Let T₂(x) be the Taylor polynomial of degree 2 for the function : f(x) = cos(x) at a = 0. Suppose you approximate f(x) by T₂(x). If |x| ≤ 1, what is the bound for your error of your estimate?

Answer 1

The Taylor polynomial T₂(x) of degree 2 for the function f(x) = cos(x) at a = 0 is 1 - x². The bound for the error of the estimate |R₂(x)| is f'''(c)/6, where c is some value between 0 and x.

Step-by-step explanation:

The Taylor polynomial T₂(x) of degree 2 for the function f(x) = cos(x) at a = 0 is given by:

T₂(x) = f(0) + f'(0)(x - 0) + f''(0)(x - 0)²

For cos(x), we have f(0) = cos(0) = 1, f'(0) = -sin(0) = 0, and f''(0) = -cos(0) = -1.

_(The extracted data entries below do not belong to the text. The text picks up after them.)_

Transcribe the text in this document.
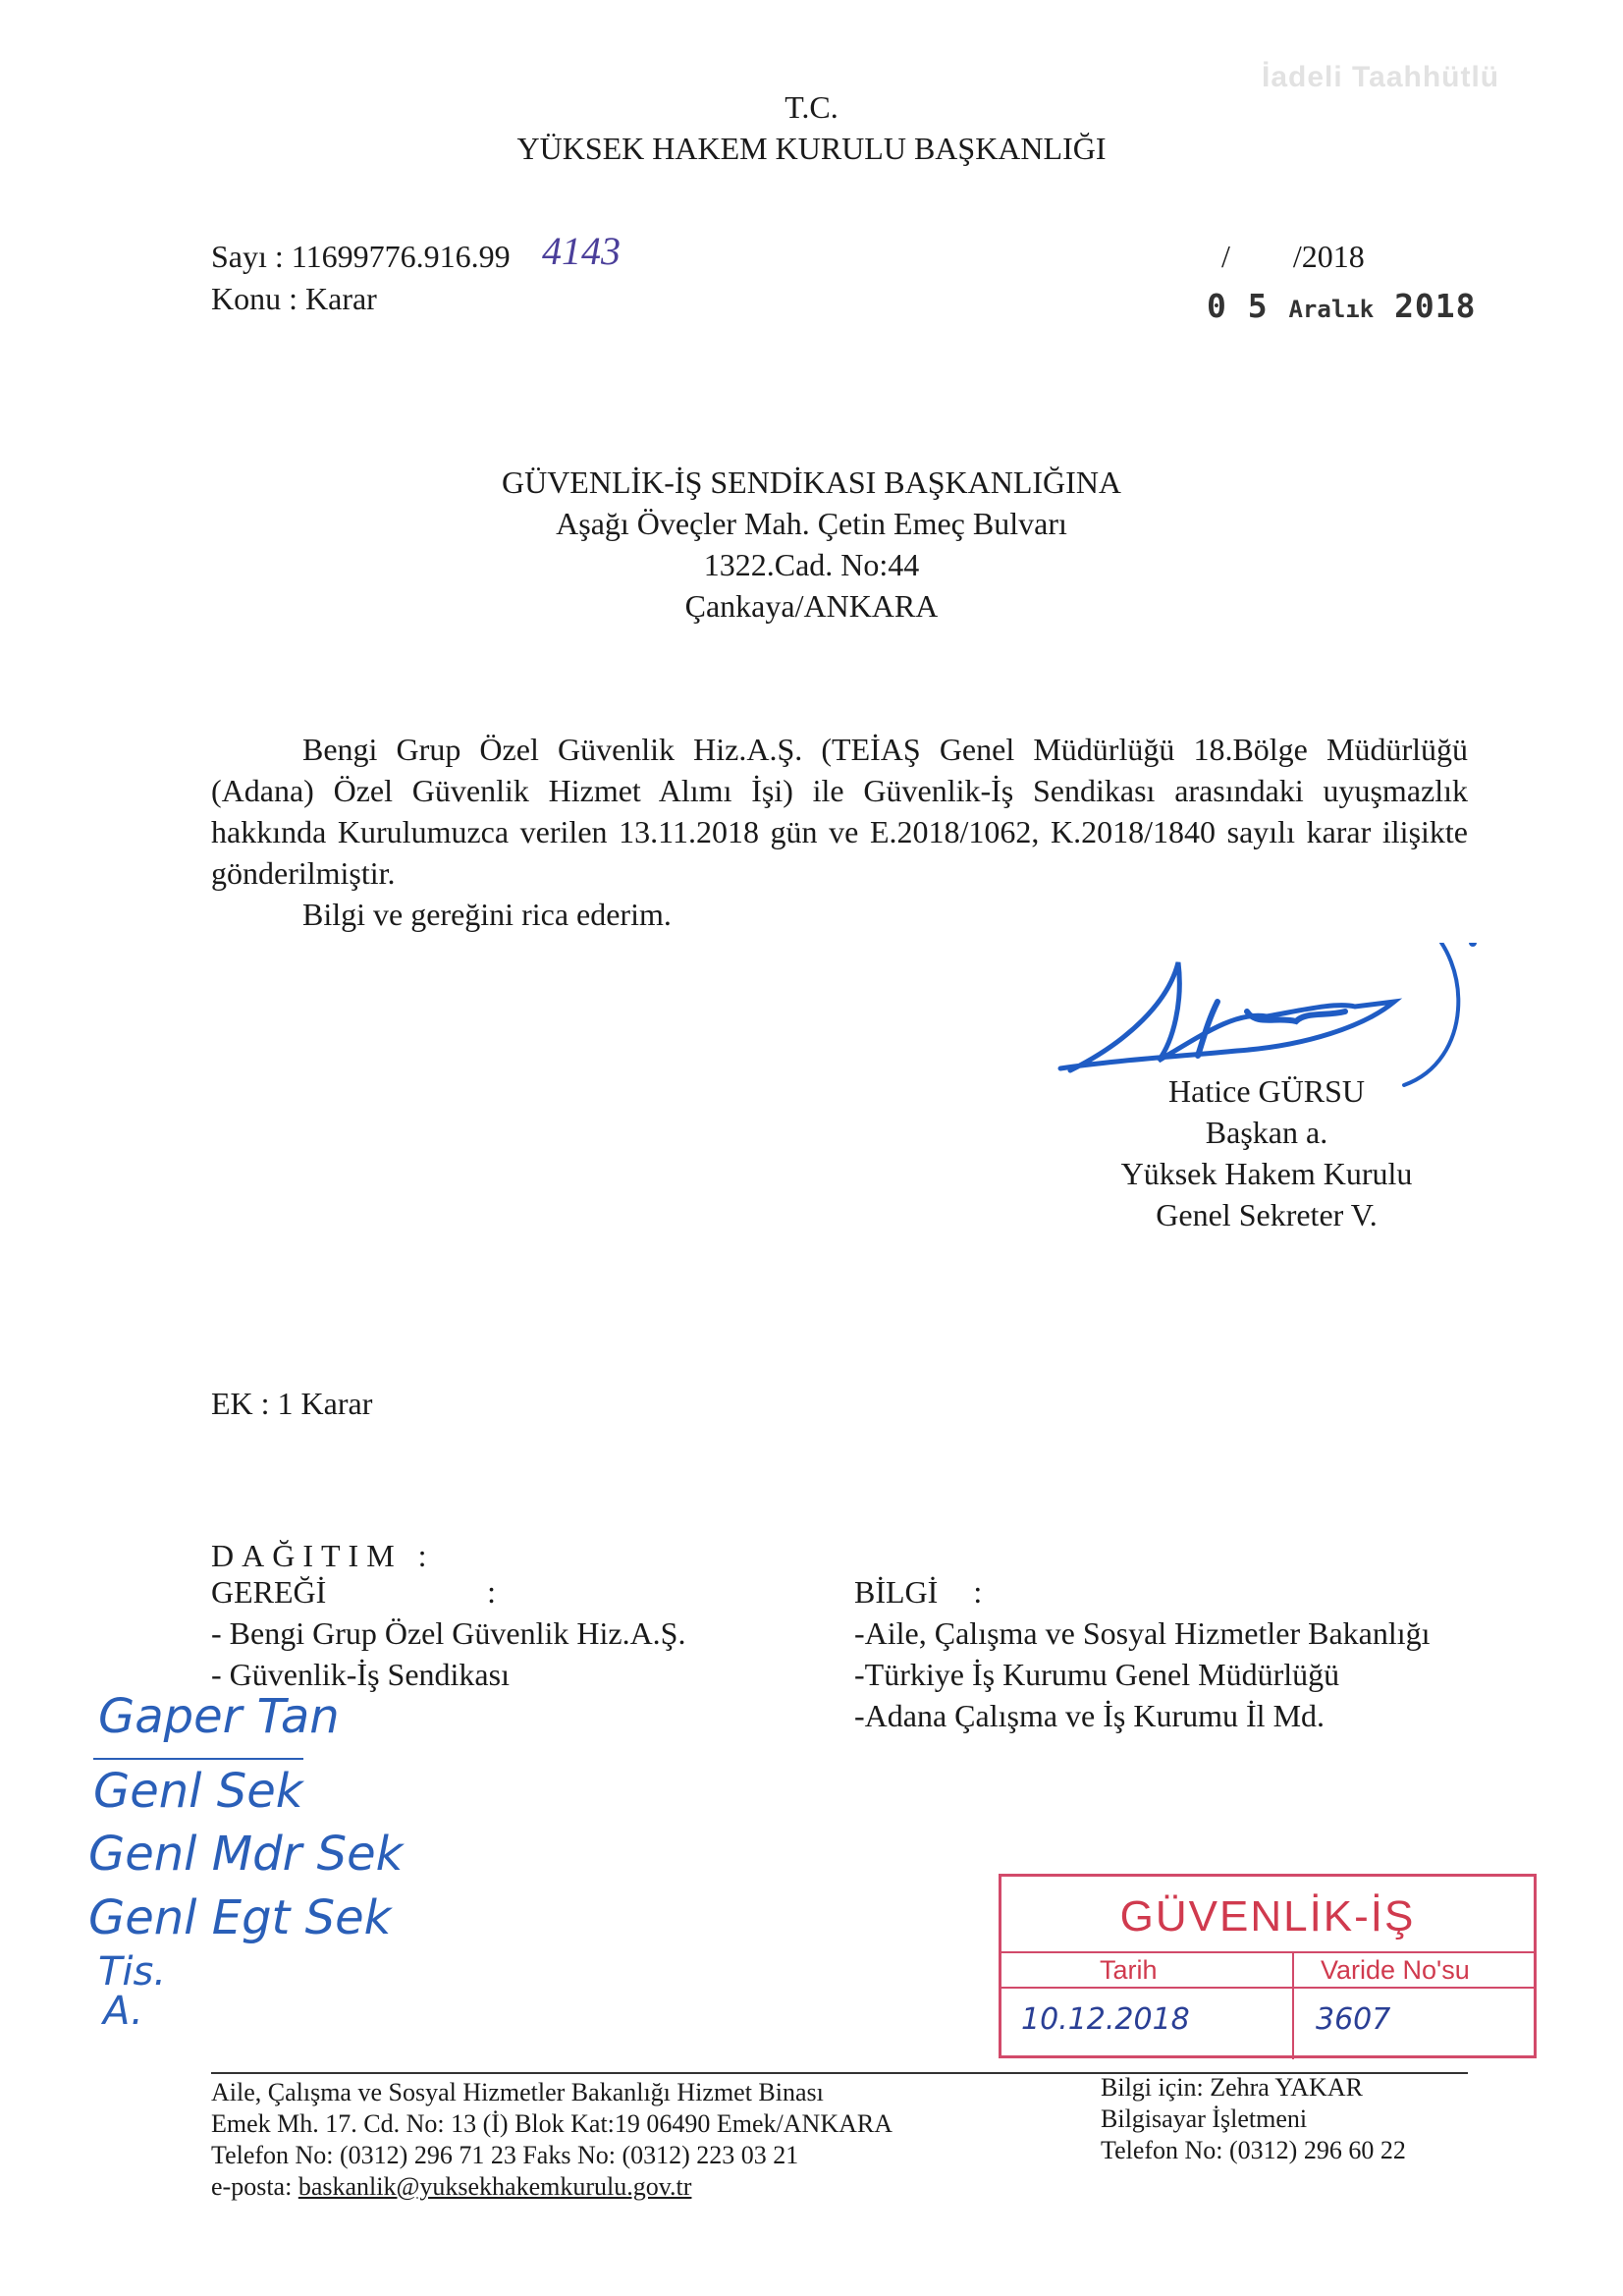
İadeli Taahhütlü
T.C.
YÜKSEK HAKEM KURULU BAŞKANLIĞI
Sayı : 11699776.916.99 4143
Konu : Karar
/        /2018
0 5 Aralık 2018
GÜVENLİK-İŞ SENDİKASI BAŞKANLIĞINA
Aşağı Öveçler Mah. Çetin Emeç Bulvarı
1322.Cad. No:44
Çankaya/ANKARA

Bengi Grup Özel Güvenlik Hiz.A.Ş. (TEİAŞ Genel Müdürlüğü 18.Bölge Müdürlüğü (Adana) Özel Güvenlik Hizmet Alımı İşi) ile Güvenlik-İş Sendikası arasındaki uyuşmazlık hakkında Kurulumuzca verilen 13.11.2018 gün ve E.2018/1062, K.2018/1840 sayılı karar ilişikte gönderilmiştir.

Bilgi ve gereğini rica ederim.

Hatice GÜRSU
Başkan a.
Yüksek Hakem Kurulu
Genel Sekreter V.
EK : 1 Karar
DAĞITIM :
GEREĞİ	:
- Bengi Grup Özel Güvenlik Hiz.A.Ş.
- Güvenlik-İş Sendikası
BİLGİ :
-Aile, Çalışma ve Sosyal Hizmetler Bakanlığı
-Türkiye İş Kurumu Genel Müdürlüğü
-Adana Çalışma ve İş Kurumu İl Md.
Gaper Tan
Genl Sek
Genl Mdr Sek
Genl Egt Sek
Tis.
A.
GÜVENLİK-İŞ
Tarih	Varide No'su
10.12.2018	3607
Aile, Çalışma ve Sosyal Hizmetler Bakanlığı Hizmet Binası
Emek Mh. 17. Cd. No: 13 (İ) Blok Kat:19 06490 Emek/ANKARA
Telefon No: (0312) 296 71 23 Faks No: (0312) 223 03 21
e-posta: baskanlik@yuksekhakemkurulu.gov.tr
Bilgi için: Zehra YAKAR
Bilgisayar İşletmeni
Telefon No: (0312) 296 60 22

Therefore, the Taylor polynomial is:

T₂(x) = 1 + 0(x - 0) + (-1)(x - 0)² = 1 - x²

The error of the estimate can be determined using the remainder term in the Taylor series expansion, which is given by:

R₂(x) = f'''(c)(x - 0)³/3!

where c is some value between 0 and x. Since |x| ≤ 1, the maximum value of |x - 0| is 1. Therefore, the bound for the error of the estimate, |R₂(x)|, is:

|R₂(x)| ≤ f'''(c)(1)³/3! = f'''(c)/6